Pius Adaka & Ors V. Christopher Anekwe & Ors (2002)
LAWGLOBAL HUB Lead Judgment Report
A. KALGO, J.S.C.
This is an appeal from the decision of the Court of Appeal, Port-Harcourt Division delivered on 9th day of April, 1997. In the trial court, High Court of Justice Orlu, the respondents commenced committal proceedings against the appellants for disobedience to the terms of settlement agreed to between the parties and made an order and judgment of the Supreme Court. The appellants raised a preliminary objection to the application for the alleged contempt. The trial court heard counsel for the parties on the objection and in a considered ruling delivered on 9th March, 1988, the learned trial Judge, Ononuju, J. overruled the preliminary objection and ordered that the contempt application be heard on its own merit. Against this order, the appellants appealed to the Court of Appeal which also dismissed the appeal and remitted the committal application to the trial court for hearing on the merits. The applicants then appealed here.
For a clear understanding of the circumstances giving rise to this appeal, it appears to me worthwhile to state albeit briefly the facts involved.
The respondents who were plaintiffs in the trial Orlu High Court, instituted suit no. HOR/8/74 against the 1st – 5th appellants for and on behalf of their family for damages for trespass and injunction. Both the appellants and the respondents conducted the case in representative capacity for and on behalf of their respective families. At the end of the case, the trial court entered judgment for the respondents and the appellants appealed to the Court of Appeal Enugu in appeal no. FCA/E/130/80. The Court of Appeal allowed the appeal, set aside the decision of the trial court and dismissed the respondents claim. The respondents appealed to the Supreme Court in appeal no.60/1983 but the parties settled their disputes out of court and drew up the terms of settlement which became the order and judgment of the Supreme Court in the case. For the avoidance of doubt and for clear understanding of the situation the terms of settlement and the order of the court are set out below :-
Terms of Settlement
“It is agreed between the parties that for the judgment of the Court of Appeal, the Supreme Court should substitute the following:
An order of injunction restraining the defendants/respondents, their agents and assigns from destroying economic trees or damaging crops or from removing sand, gravel and stones and from erecting new building outside the compounds occupied by them on the land in dispute verged pink in exhibit “A” – plan no MEC/18/97.
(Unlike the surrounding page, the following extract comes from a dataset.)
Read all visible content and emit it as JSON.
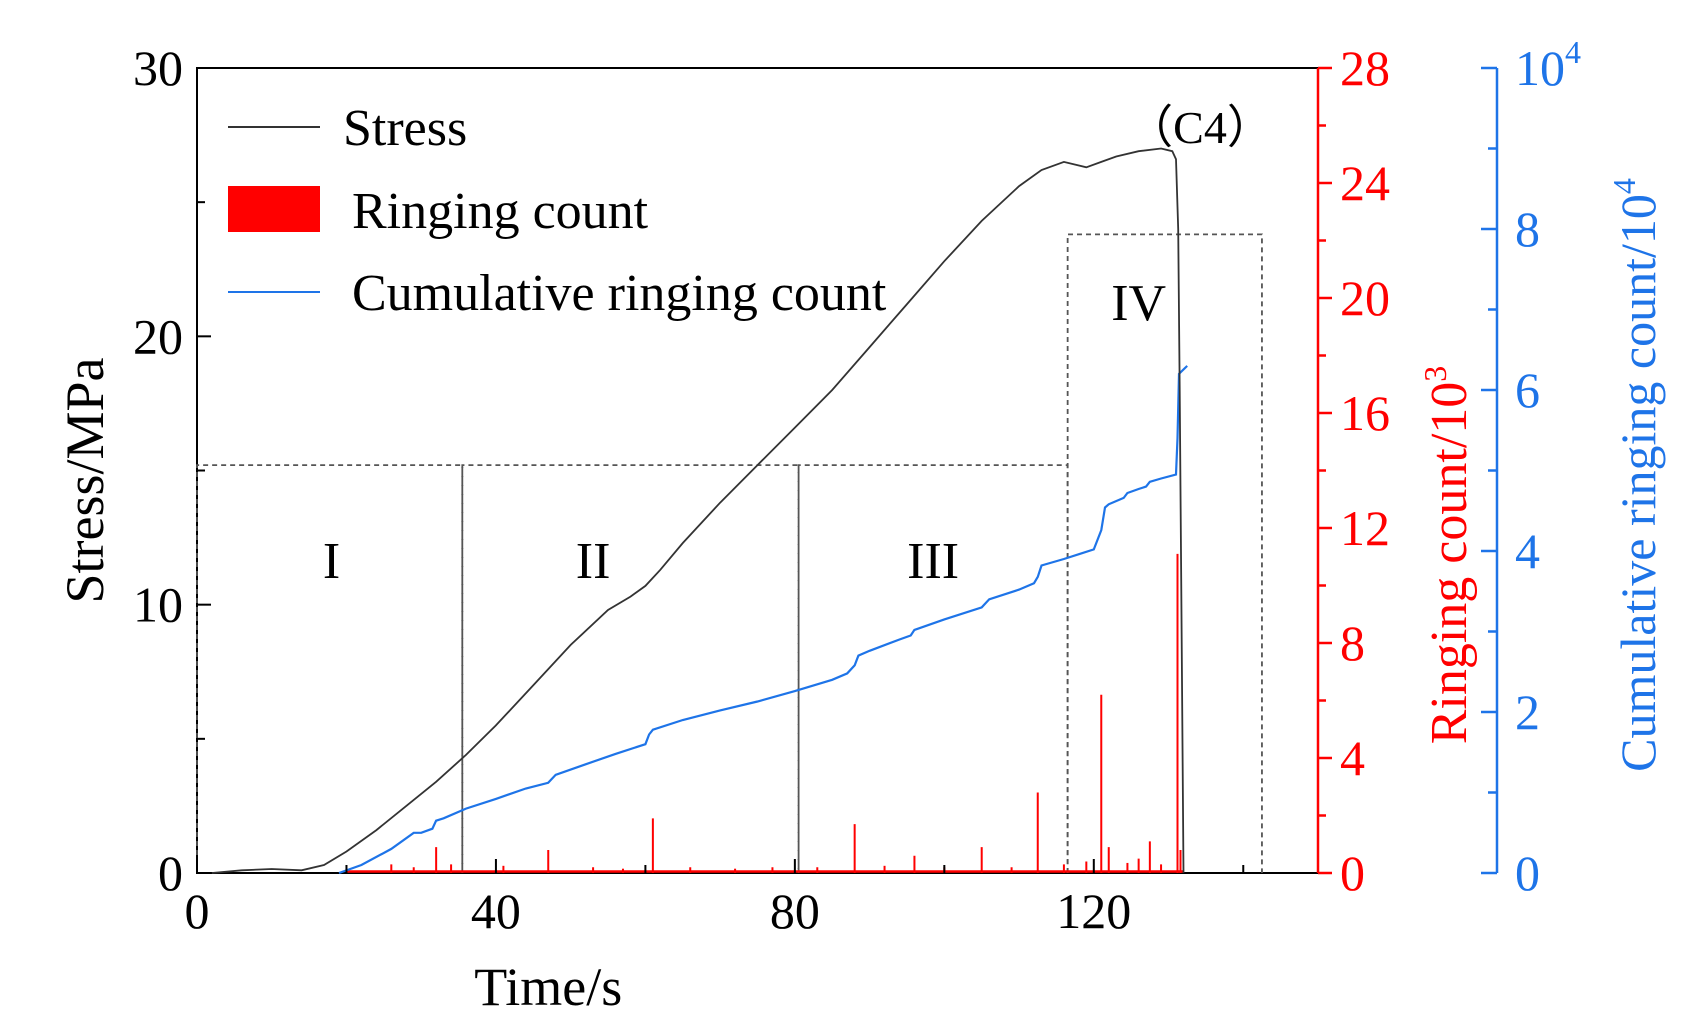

Dated this 31st day of October, 1984″.
Order of court
“It is ordered
- that the parties to this appeal having settled the matter in dispute out of court, and filed terms of settlement in this court, the judgment of the Court of Appeal be set aside;
- that in its stead, judgment be entered for the appellants in terms of the settlement filed to wit;
- that there be an injunction restraining the defendants/respondents, their agents and assigns from destroying economic trees or damaging crops or removing sand, gravel and stones and from erecting new buildings outside the compounds occupied by them on the land in dispute verged pink in exhibit “A” plan no MEC/18/97 and;
- that there be no order as to costs”.
Thereafter there was an alleged disobedience of the order by the appellants. As a result, the respondents filed an application for contempt proceedings against the appellants. With the assistance of the chief registrar of the High Court Orlu, the respondents issued form 48 titled “Notice of consequences of disobedience to order of court” to the first five (5) appellants who, originally represented the Emehaba family in the suit no. HOR/8/74 and 20 other persons who are members of the Emehaba family but were not named as defendants in the said suit. Later, all the appellants were also served with form 49 without any orders of the trial court.
The application then came up for hearing before the trial court and all the appellants served with forms 48 and 49 took preliminary objection as to the competence of the committal proceedings. The learned trial Judge, after hearing the parties on the objection ruled that the application was competent and ordered that it be heard on its merits. These briefly are the facts involved.
The appellants identified in their joint brief the following as the issues for determination in this appeal. They are:-
- Whether the Court of Appeal was right in holding that the Supreme Court had by its decision in Osayande Uhunnwangho v. P.I. Okojie & another (1989) 5 NWLR (Pt. 122) 471 changed the law as to the enforcement of mandatory and restrictive injunctions and in failing to apply the said decision to the present matter so as to hold that foreign rules of court were not applicable to this matter
- Whether the Court of Appeal was right in holding that order 42 rule 7 of the rules of the Supreme Court of England 1956 was applicable to the application for committal before the trial court in this matter by virtue of section 16 of the High Court Law of Eastern Nigeria, 1963 and in ordering the remittal of the application for the trial court of hearing on the merits under the said foreign court rules
- Whether the Court of Appeal was right in holding that the leave of the trial court was not required before commencing committal proceedings against the 5th-24th appellants who were not named defendants in suit no. HOR/8/74
- Whether the Court of Appeal was right in holding that the appellants abandoned their ground of objection in the trial court and raised new issues before it”.
The respondents in their joint brief also adopted the issues identified by the appellants as those arising for determination in this appeal.